From: Peter Dimov (pdimov_at_[hidden])
Date: 2004-07-15 08:49:30
David Abrahams wrote:
> Matt Hurd <matt.hurd_at_[hidden]> writes:
>
>> On Wed, 14 Jul 2004 15:27:08 -0400, David Abrahams
>> <dave_at_[hidden]> wrote:
>>> "Peter Dimov" <pdimov_at_[hidden]> writes:
>>>
>>>> I have a recursive_mutex use case that's not as trivial, though.
>>>> Imagine a mutex pool with a fixed size N that protects an
>>>> unbounded set of objects (hashing the object address mod N to
>>>> determine the mutex to lock). Now when you need to protect two
>>>> objects at the same time, due to the probability of a collision
>>>> the mutexes need to be recursive. It's still not watertight,
>>>> because if the two locks are removed from each other, this seems
>>>> like a deadlock invitation; and if the two locks are made at the
>>>> same time, the recursive lock can be avoided locally.
>>>
>>> Can't you just check the hashes and only lock once in that case?
>>
>> AFAICT, you'd have to record the objects to which the specific thread
>> had the lock otherwise you can't discriminate on who owns the lock.
>
> That's only true if a given thread can lock more than two objects at
> the same time.
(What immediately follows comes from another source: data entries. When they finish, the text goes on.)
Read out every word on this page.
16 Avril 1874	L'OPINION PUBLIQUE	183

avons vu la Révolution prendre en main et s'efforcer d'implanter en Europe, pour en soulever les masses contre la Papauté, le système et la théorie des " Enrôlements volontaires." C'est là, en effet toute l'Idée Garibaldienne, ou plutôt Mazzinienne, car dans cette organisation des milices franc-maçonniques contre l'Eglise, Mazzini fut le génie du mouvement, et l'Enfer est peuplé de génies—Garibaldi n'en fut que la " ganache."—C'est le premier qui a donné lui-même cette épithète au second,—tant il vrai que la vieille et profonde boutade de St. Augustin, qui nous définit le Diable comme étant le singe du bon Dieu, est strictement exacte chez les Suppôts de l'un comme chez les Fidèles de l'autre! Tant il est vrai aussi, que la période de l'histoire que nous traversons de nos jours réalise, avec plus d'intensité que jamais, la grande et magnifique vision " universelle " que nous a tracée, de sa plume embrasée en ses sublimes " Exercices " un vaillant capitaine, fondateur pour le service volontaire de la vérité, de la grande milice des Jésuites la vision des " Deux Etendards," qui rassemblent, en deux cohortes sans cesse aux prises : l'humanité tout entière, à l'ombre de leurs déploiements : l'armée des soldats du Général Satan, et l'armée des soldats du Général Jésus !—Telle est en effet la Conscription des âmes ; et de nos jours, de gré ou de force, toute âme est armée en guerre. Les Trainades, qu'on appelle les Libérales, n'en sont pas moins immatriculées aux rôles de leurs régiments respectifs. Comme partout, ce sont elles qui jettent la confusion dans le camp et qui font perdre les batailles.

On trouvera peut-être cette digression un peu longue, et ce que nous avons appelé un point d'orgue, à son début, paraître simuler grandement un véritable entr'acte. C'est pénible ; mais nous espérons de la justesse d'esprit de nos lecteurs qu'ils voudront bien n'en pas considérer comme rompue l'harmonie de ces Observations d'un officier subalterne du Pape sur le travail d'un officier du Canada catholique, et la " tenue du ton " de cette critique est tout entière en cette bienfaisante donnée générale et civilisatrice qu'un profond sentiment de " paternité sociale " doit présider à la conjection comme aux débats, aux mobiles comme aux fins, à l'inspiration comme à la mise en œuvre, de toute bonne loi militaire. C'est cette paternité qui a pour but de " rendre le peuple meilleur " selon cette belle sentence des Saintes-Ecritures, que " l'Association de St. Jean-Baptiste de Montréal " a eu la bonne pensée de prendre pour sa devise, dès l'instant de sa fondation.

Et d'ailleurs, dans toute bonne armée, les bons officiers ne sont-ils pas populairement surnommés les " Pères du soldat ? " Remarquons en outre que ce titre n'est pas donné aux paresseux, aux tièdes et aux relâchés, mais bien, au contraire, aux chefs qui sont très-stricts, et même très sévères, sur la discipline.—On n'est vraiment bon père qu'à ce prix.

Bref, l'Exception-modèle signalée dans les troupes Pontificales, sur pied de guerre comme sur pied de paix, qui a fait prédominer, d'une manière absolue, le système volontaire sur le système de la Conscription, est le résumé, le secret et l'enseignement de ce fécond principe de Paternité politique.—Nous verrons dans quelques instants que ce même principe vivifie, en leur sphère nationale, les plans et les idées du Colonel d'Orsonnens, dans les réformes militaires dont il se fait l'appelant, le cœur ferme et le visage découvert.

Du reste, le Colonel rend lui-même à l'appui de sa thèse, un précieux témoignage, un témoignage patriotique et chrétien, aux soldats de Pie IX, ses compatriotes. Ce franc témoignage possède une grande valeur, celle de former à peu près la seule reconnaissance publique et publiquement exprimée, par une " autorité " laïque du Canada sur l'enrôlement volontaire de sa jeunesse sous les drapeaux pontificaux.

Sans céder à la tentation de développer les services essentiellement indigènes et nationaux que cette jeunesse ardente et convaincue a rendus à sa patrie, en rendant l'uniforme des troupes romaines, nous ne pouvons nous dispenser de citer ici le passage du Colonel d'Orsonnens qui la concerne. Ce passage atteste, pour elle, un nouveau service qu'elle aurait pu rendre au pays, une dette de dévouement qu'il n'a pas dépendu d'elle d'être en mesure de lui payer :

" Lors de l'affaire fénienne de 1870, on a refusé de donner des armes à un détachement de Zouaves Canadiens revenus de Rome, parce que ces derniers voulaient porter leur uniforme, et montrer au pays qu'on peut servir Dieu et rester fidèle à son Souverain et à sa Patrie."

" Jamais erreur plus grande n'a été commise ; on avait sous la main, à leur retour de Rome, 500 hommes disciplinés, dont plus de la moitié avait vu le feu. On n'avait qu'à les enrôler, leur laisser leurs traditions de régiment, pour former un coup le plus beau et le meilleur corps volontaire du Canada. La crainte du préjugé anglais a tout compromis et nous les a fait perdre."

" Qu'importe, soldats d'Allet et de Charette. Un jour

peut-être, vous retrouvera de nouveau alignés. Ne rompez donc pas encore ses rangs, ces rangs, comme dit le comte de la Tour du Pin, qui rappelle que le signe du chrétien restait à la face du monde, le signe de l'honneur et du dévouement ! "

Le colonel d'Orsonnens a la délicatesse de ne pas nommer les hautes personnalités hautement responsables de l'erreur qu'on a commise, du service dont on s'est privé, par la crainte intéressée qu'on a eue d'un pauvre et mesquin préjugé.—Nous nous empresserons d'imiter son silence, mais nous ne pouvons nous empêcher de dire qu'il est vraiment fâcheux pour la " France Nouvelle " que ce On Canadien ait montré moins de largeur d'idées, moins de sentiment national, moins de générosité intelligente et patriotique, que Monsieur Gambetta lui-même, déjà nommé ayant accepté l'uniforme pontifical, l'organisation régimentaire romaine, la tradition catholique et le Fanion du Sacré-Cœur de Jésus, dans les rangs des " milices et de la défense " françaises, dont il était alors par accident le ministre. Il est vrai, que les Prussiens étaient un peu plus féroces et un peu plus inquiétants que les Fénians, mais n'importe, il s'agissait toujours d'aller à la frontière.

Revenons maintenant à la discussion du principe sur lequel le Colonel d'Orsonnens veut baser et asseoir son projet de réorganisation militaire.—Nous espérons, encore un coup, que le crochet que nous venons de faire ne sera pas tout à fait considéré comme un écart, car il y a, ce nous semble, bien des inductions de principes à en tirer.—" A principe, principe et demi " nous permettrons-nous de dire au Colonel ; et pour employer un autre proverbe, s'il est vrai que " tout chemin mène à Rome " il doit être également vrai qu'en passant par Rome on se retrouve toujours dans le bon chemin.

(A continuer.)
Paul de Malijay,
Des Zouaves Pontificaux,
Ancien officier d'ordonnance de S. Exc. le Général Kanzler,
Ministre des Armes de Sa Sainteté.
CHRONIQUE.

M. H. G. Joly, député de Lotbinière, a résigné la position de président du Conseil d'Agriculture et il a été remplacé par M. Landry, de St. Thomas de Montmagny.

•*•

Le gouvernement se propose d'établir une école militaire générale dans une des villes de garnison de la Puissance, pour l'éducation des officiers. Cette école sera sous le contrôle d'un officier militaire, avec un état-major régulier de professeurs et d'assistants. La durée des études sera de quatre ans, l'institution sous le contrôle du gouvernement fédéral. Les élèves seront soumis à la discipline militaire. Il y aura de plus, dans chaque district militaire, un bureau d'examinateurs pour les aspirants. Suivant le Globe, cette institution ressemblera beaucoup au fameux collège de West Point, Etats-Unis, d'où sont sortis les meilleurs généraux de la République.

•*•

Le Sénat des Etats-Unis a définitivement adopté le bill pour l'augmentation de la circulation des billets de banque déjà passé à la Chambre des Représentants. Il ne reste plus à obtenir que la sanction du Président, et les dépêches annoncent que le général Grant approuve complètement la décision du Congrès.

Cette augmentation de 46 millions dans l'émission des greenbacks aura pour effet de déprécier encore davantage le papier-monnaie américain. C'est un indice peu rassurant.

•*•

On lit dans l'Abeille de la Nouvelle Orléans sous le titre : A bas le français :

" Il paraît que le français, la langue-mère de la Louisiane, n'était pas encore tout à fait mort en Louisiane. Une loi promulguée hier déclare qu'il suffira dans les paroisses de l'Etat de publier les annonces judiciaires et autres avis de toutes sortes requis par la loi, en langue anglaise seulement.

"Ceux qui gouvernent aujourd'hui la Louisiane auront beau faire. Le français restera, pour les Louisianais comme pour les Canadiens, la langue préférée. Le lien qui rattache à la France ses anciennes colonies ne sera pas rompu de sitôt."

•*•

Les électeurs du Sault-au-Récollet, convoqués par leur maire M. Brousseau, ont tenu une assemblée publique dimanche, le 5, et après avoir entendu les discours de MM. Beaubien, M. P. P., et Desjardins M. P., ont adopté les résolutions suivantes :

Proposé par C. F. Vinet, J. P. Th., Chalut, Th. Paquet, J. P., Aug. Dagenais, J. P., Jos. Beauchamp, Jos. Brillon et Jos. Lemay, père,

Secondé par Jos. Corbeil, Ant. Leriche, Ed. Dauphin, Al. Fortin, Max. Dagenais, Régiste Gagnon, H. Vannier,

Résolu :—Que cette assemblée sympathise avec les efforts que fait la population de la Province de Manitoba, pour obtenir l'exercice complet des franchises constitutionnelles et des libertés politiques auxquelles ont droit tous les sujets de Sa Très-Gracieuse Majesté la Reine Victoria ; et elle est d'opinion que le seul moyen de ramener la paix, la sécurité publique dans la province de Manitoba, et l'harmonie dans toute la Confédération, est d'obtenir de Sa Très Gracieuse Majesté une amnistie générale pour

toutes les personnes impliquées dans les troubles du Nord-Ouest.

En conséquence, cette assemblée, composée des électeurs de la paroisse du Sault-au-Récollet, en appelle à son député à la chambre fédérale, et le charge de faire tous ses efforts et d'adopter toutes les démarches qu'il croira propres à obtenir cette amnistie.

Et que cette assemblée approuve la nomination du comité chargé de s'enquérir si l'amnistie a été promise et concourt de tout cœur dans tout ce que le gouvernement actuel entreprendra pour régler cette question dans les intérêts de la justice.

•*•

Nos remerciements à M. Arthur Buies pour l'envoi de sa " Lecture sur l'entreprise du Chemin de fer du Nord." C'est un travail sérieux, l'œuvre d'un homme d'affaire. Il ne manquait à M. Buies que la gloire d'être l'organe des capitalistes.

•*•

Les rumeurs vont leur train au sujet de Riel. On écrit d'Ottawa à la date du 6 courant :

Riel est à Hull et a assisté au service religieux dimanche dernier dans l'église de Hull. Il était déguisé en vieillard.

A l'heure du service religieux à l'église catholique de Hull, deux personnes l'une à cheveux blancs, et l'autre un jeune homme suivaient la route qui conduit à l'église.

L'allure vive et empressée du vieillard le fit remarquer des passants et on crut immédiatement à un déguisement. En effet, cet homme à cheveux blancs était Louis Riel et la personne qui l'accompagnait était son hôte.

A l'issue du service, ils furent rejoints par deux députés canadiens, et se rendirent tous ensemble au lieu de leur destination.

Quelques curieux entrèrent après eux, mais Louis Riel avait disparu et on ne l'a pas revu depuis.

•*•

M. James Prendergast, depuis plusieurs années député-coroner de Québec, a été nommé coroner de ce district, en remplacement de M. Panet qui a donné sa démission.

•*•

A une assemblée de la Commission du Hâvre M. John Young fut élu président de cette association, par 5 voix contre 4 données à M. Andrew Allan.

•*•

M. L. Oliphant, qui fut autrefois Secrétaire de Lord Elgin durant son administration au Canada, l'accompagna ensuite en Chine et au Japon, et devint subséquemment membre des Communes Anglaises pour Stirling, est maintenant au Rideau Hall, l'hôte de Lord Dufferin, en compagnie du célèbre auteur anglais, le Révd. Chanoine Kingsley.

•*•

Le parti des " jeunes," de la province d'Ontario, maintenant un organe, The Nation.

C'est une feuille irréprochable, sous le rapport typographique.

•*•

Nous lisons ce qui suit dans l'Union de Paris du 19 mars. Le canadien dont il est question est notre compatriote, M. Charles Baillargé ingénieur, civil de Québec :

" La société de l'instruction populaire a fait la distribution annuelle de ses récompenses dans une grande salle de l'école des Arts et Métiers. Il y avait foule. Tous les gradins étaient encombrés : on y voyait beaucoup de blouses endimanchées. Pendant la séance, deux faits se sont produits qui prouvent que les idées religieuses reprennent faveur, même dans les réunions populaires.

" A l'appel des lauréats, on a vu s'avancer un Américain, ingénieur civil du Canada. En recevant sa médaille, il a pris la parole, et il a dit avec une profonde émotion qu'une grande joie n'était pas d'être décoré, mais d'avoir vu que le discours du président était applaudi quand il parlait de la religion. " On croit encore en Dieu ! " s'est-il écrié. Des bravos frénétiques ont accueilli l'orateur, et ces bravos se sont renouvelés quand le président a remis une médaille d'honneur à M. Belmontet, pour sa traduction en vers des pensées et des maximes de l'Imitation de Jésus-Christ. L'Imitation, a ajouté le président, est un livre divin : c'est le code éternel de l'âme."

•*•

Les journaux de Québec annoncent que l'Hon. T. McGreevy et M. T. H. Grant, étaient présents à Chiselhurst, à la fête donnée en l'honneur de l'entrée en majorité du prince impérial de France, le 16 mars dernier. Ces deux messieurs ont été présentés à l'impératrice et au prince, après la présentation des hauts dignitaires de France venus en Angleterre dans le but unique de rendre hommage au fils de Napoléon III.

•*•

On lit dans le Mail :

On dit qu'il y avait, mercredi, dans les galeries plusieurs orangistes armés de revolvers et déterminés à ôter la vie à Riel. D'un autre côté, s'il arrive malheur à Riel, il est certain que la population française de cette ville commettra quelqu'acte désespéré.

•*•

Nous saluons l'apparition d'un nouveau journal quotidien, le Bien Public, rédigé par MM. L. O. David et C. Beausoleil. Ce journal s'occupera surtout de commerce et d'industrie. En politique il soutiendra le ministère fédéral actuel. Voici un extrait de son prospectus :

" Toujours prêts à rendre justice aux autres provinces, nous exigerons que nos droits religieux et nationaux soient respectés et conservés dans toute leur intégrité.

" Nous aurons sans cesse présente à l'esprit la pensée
Isn't that likely to lead to deadlock, regardless?
Yep, have you read the last sentence in the block you quoted?
Anyway: consider this (oversimplified) situation:
// f.cpp
static object o;
void f()
{
lock( &o );
// do things
unlock( &o );
}
// g.cpp
void f();
static object o2;
void g()
{
lock( &o2 );
f();
unlock( &o2 );
}
Since the f() lock is always nested within the g() lock, there can be no
deadlock.